Saturday, March 01, 2008

Who Cares About Open Document Format?

I don't care about open document format.

Joel on Software has an article about the Microsoft publishing the file format for there office formats. He goes on to describe why they are so complicated, taking 300+ pages to document.

The complexity Joel describes and the ability to accurately reproduce the format quirks is why I don't care about document formats. I don't care how open the document format is, there are many more parts to the equation:
  1. It has to be stored on media that your current computer can read. I am really enjoying copying the 100 floppies I have using the last remaining floppy drive in the house.
  2. You have to have software your current computer can run to be able to view the document.
  3. Moreover, that software has to be able to export it into something you can use.

Number 1 is a fairly obvious problem. The crux is 2 & 3. Just because the document format is open doesn't mean that 2 & 3 will be satisfied. Unless there is monetary incentive you probably aren't going to go about creating your own software to read your high school English papers. I do agree that open document formats make it more likely you can do what you want today and in the future. However, they aren't the magic bullet to always being able to use your content.
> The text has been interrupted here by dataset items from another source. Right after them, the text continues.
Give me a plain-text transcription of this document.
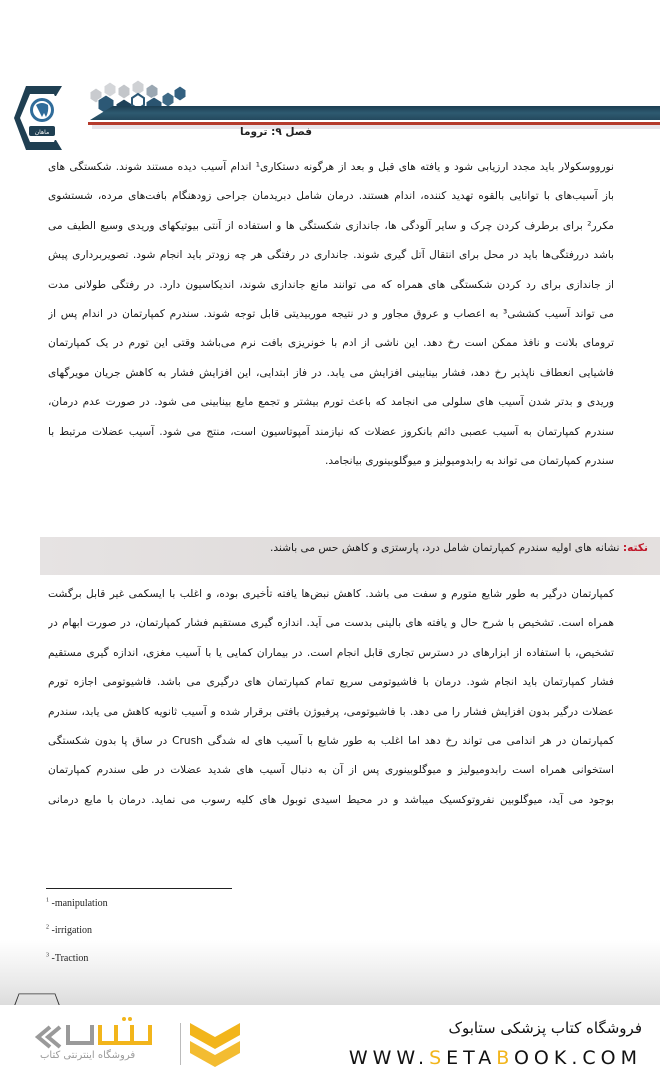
ماهان	فصل ۹: تروما
نورووسکولار باید مجدد ارزیابی شود و یافته های قبل و بعد از هرگونه دستکاری¹ اندام آسیب دیده مستند شوند. شکستگی های
باز آسیب‌های با توانایی بالقوه تهدید کننده، اندام هستند. درمان شامل دبریدمان جراحی زودهنگام بافت‌های مرده، شستشوی
مکرر² برای برطرف کردن چرک و سایر آلودگی ها، جاندازی شکستگی ها و استفاده از آنتی بیوتیکهای وریدی وسیع الطیف می
باشد دررفتگی‌ها باید در محل برای انتقال آتل گیری شوند. جانداری در رفتگی هر چه زودتر باید انجام شود. تصویربرداری پیش
از جاندازی برای رد کردن شکستگی های همراه که می توانند مانع جاندازی شوند، اندیکاسیون دارد. در رفتگی طولانی مدت
می تواند آسیب کششی³ به اعصاب و عروق مجاور و در نتیجه موربیدیتی قابل توجه شوند. سندرم کمپارتمان در اندام پس از
ترومای بلانت و نافذ ممکن است رخ دهد. این ناشی از ادم با خونریزی بافت نرم می‌باشد وقتی این تورم در یک کمپارتمان
فاشیایی انعطاف ناپذیر رخ دهد، فشار بینابینی افزایش می یابد. در فاز ابتدایی، این افزایش فشار به کاهش جریان مویرگهای
وریدی و بدتر شدن آسیب های سلولی می انجامد که باعث تورم بیشتر و تجمع مایع بینابینی می شود. در صورت عدم درمان،
سندرم کمپارتمان به آسیب عصبی دائم بانکروز عضلات که نیازمند آمپوتاسیون است، منتج می شود. آسیب عضلات مرتبط با
سندرم کمپارتمان می تواند به رابدومیولیز و میوگلوبینوری بیانجامد.
نکته: نشانه های اولیه سندرم کمپارتمان شامل درد، پارستزی و کاهش حس می باشند.
کمپارتمان درگیر به طور شایع متورم و سفت می باشد. کاهش نبض‌ها یافته تأخیری بوده، و اغلب با ایسکمی غیر قابل برگشت
همراه است. تشخیص با شرح حال و یافته های بالینی بدست می آید. اندازه گیری مستقیم فشار کمپارتمان، در صورت ابهام در
تشخیص، با استفاده از ابزارهای در دسترس تجاری قابل انجام است. در بیماران کمایی یا با آسیب مغزی، اندازه گیری مستقیم
فشار کمپارتمان باید انجام شود. درمان با فاشیوتومی سریع تمام کمپارتمان های درگیری می باشد. فاشیوتومی اجازه تورم
عضلات درگیر بدون افزایش فشار را می دهد. با فاشیوتومی، پرفیوژن بافتی برقرار شده و آسیب ثانویه کاهش می یابد، سندرم
کمپارتمان در هر اندامی می تواند رخ دهد اما اغلب به طور شایع با آسیب های له شدگی Crush در ساق پا بدون شکستگی
استخوانی همراه است رابدومیولیز و میوگلوبینوری پس از آن به دنبال آسیب های شدید عضلات در طی سندرم کمپارتمان
بوجود می آید، میوگلوبین نفروتوکسیک میباشد و در محیط اسیدی توبول های کلیه رسوب می نماید. درمان با مایع درمانی
$^1$ -manipulation
$^2$ -irrigation
$^3$ -Traction
فروشگاه اینترنتی کتاب
فروشگاه کتاب پزشکی ستابوک
WWW.SETABOOK.COM
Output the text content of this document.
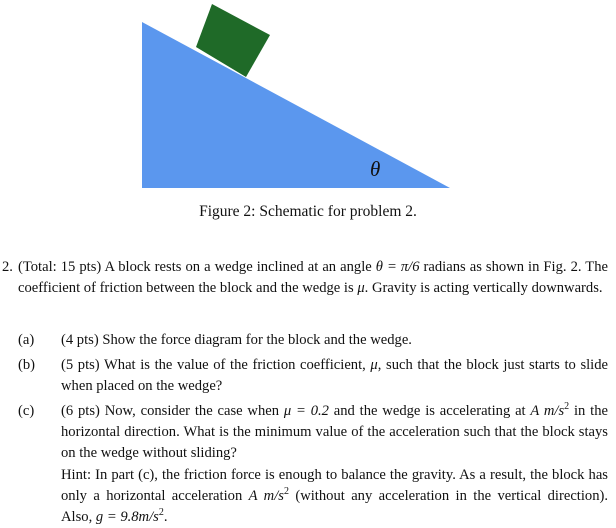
θ
Figure 2: Schematic for problem 2.
2. (Total: 15 pts) A block rests on a wedge inclined at an angle θ = π/6 radians as shown in Fig. 2. The coefficient of friction between the block and the wedge is μ. Gravity is acting vertically downwards.
(a)	(4 pts) Show the force diagram for the block and the wedge.
(b)	(5 pts) What is the value of the friction coefficient, μ, such that the block just starts to slide when placed on the wedge?
(c)	(6 pts) Now, consider the case when μ = 0.2 and the wedge is accelerating at A $m/s^2$ in the horizontal direction. What is the minimum value of the acceleration such that the block stays on the wedge without sliding?
Hint: In part (c), the friction force is enough to balance the gravity. As a result, the block has only a horizontal acceleration A $m/s^2$ (without any acceleration in the vertical direction). Also, $g = 9.8m/s^2$.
Today people tend to demand software that interoperates well. Because of this most programs can save in a variety of formats, proprietary and non. This allows you the most flexibility.

If you are really worried about your data and documents I suggest you worry about the big picture:

  1. Use best practices for backup. Redundant, geographically diverse.
  2. Save on media that can be read by most computers.
  3. Save in several formats.
  4. Save the reading/writing software with the documents.
  5. Repeat steps 1-3 every few years as technology evolves, before you can't access the old data.

I hope the better way to solve the problem is through Virtualization. Save your documents and applications in a complete virtualized environment. Then make sure you can run that on the next generation of systems. This is what many in the Apple II (you remember from elementary scool, with the green triangle Logo "turtle") have been doing for years. Be careful with the DRM content, who knows if you will be able to access that a year from now.

My final suggestion is to let it go. Don't even waste your time trying to save a bunch of content you are never going to look at again. If you can't open the file you probably don't really need the content. Leave the time capsule of great works to the professionals. Your work and mine probably isn't going to be included.

1 comment:

Gullibly Skeptical said...

Interesting that you don't care - but did you ask yourself first if the open doc formats cared about you?

I think you know the answer already, but these aren't for you - they're for the archive guys who are soon going to have a massive problem on their hands as software and the machines it runs on are outdated.

I don't personally believe the Microsoft formats are too important in themselves - but hopefully other software companies will follow their lead.